The performance of the Rand against First World currencies provides a stark manifestation of international investor’s perception of SA’s political and economic risk. The historic trend speaks for itself – and that was in the good old days, before junk bond status and the highly charged political atmosphere that currently prevails.
Expats worry about future buying power: what will their Rand-based savings buy them in foreign currency in 5 years from today? It may be extremely difficult to predict short-term movement, but the long-term trend is convincingly negative. In the 90’s one would get 40 US cents for every Rand that you invested there. Today R1 only buys 6 US cents. What will it buy by the time you retire? Similarly, in the 90’s one would get more than 50 Australian cents for every Rand invested there. Today R1 only buys 9 cents in Australia. What will your buying power be when you reach retirement age?
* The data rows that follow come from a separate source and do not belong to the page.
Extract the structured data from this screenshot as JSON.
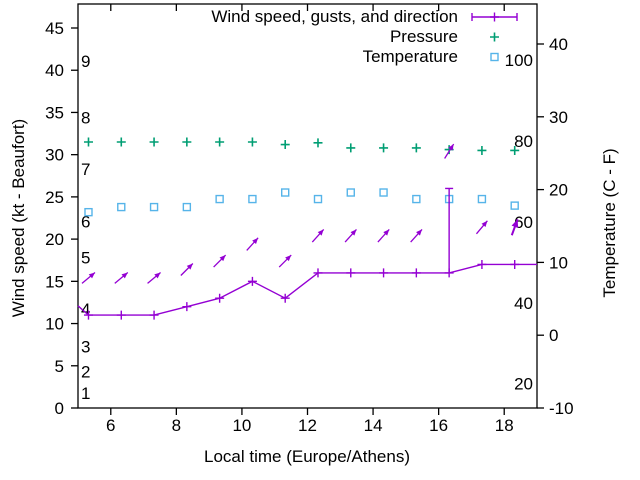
{
  "figure": {
    "xlabel": "Local time (Europe/Athens)",
    "ylabel_left": "Wind speed (kt - Beaufort)",
    "ylabel_right": "Temperature (C - F)"
  },
  "colors": {
    "wind": "#9400d3",
    "pressure": "#009e73",
    "temperature": "#56b4e9",
    "axis": "#000000"
  },
  "legend": {
    "entries": [
      {
        "id": "wind",
        "label": "Wind speed, gusts, and direction",
        "sample": "errorbar-line",
        "color": "#9400d3"
      },
      {
        "id": "pressure",
        "label": "Pressure",
        "sample": "plus",
        "color": "#009e73"
      },
      {
        "id": "temperature",
        "label": "Temperature",
        "sample": "square",
        "color": "#56b4e9"
      }
    ]
  },
  "chart_data": {
    "type": "line",
    "title": "",
    "xlabel": "Local time (Europe/Athens)",
    "ylabel_left": "Wind speed (kt - Beaufort)",
    "ylabel_right": "Temperature (C - F)",
    "x_range": [
      5,
      19
    ],
    "y_left_range_kt": [
      0,
      45
    ],
    "y_right_range_c": [
      -10,
      40
    ],
    "grid": false,
    "legend_position": "top-right-inside",
    "x_ticks": [
      6,
      8,
      10,
      12,
      14,
      16,
      18
    ],
    "y_left_ticks_kt": [
      0,
      5,
      10,
      15,
      20,
      25,
      30,
      35,
      40,
      45
    ],
    "y_right_ticks_c": [
      -10,
      0,
      10,
      20,
      30,
      40
    ],
    "beaufort_inner_labels": [
      {
        "text": "1",
        "kt": 1.8
      },
      {
        "text": "2",
        "kt": 4.3
      },
      {
        "text": "3",
        "kt": 7.3
      },
      {
        "text": "4",
        "kt": 11.7
      },
      {
        "text": "5",
        "kt": 17.8
      },
      {
        "text": "6",
        "kt": 22.1
      },
      {
        "text": "7",
        "kt": 28.3
      },
      {
        "text": "8",
        "kt": 34.4
      },
      {
        "text": "9",
        "kt": 41.1
      }
    ],
    "fahrenheit_inner_labels": [
      {
        "text": "20",
        "f": 20
      },
      {
        "text": "40",
        "f": 40
      },
      {
        "text": "60",
        "f": 60
      },
      {
        "text": "80",
        "f": 80
      },
      {
        "text": "100",
        "f": 100
      }
    ],
    "x": [
      5.32,
      6.32,
      7.32,
      8.32,
      9.32,
      10.32,
      11.32,
      12.32,
      13.32,
      14.32,
      15.32,
      16.32,
      17.32,
      18.32
    ],
    "series": [
      {
        "name": "Wind speed (kt)",
        "style": "line-with-plus-markers",
        "color": "#9400d3",
        "values": [
          11,
          11,
          11,
          12,
          13,
          15,
          13,
          16,
          16,
          16,
          16,
          16,
          17,
          17
        ],
        "edge_start": [
          5.0,
          12.1
        ],
        "edge_end": [
          19.0,
          17
        ]
      },
      {
        "name": "Wind gusts (kt)",
        "style": "errorbar-to-gust",
        "color": "#9400d3",
        "values": [
          11,
          11,
          11,
          12,
          13,
          15,
          13,
          16,
          16,
          16,
          16,
          26,
          17,
          17
        ]
      },
      {
        "name": "Wind direction",
        "style": "arrows-above-points",
        "color": "#9400d3",
        "offset_kt": 4.4,
        "angles_deg": [
          40,
          40,
          40,
          45,
          45,
          48,
          45,
          48,
          48,
          48,
          48,
          58,
          50,
          70
        ],
        "bold": [
          false,
          false,
          false,
          false,
          false,
          false,
          false,
          false,
          false,
          false,
          false,
          false,
          false,
          true
        ]
      },
      {
        "name": "Pressure",
        "style": "plus-points",
        "color": "#009e73",
        "values_on_kt_scale": [
          31.5,
          31.5,
          31.5,
          31.5,
          31.5,
          31.5,
          31.2,
          31.4,
          30.8,
          30.8,
          30.8,
          30.6,
          30.5,
          30.5
        ]
      },
      {
        "name": "Temperature (C)",
        "style": "square-points",
        "color": "#56b4e9",
        "values_c": [
          16.9,
          17.6,
          17.6,
          17.6,
          18.7,
          18.7,
          19.6,
          18.7,
          19.6,
          19.6,
          18.7,
          18.7,
          18.7,
          17.8
        ]
      }
    ]
  }
}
This picture is the same across a basket of First World currencies. It is therefore clear that negative risk perceptions continue to drive down the value of the Rand. This does not mean that there won’t be sporadic periods of short term, speculative strength: over the last 15 years a number of unexpected external developments – an international property boom, a commodity ”super-cycle”, quantitative easing in the USA and EU, etc. – fortuitously conspired to give the local currency an unexpected, counter-trend hand-up, at times.
But in the medium to longer term the trend is stark, and 25 years after freedom and democracy arrived the politicians in charge still seem incapable of turning matters around. In fact, with deepening junk bond status matters now seem to be accelerating in the opposite direction. The upcoming elections may bring some respite in terms of negative political rhetoric and headlines about matters such as land grabs and corruption, but the long terms prognosis is pretty stark.
Unless there is a compelling reason to expect local investment performance that will outstrip potential devaluing of the currency, every Expat needs to evaluate the risk of remaining invested in long-term, low growth, Rand-based investment products. The core question is whether the current value of your investment, translated from Rands into hard currency, will be worth more or less in the future?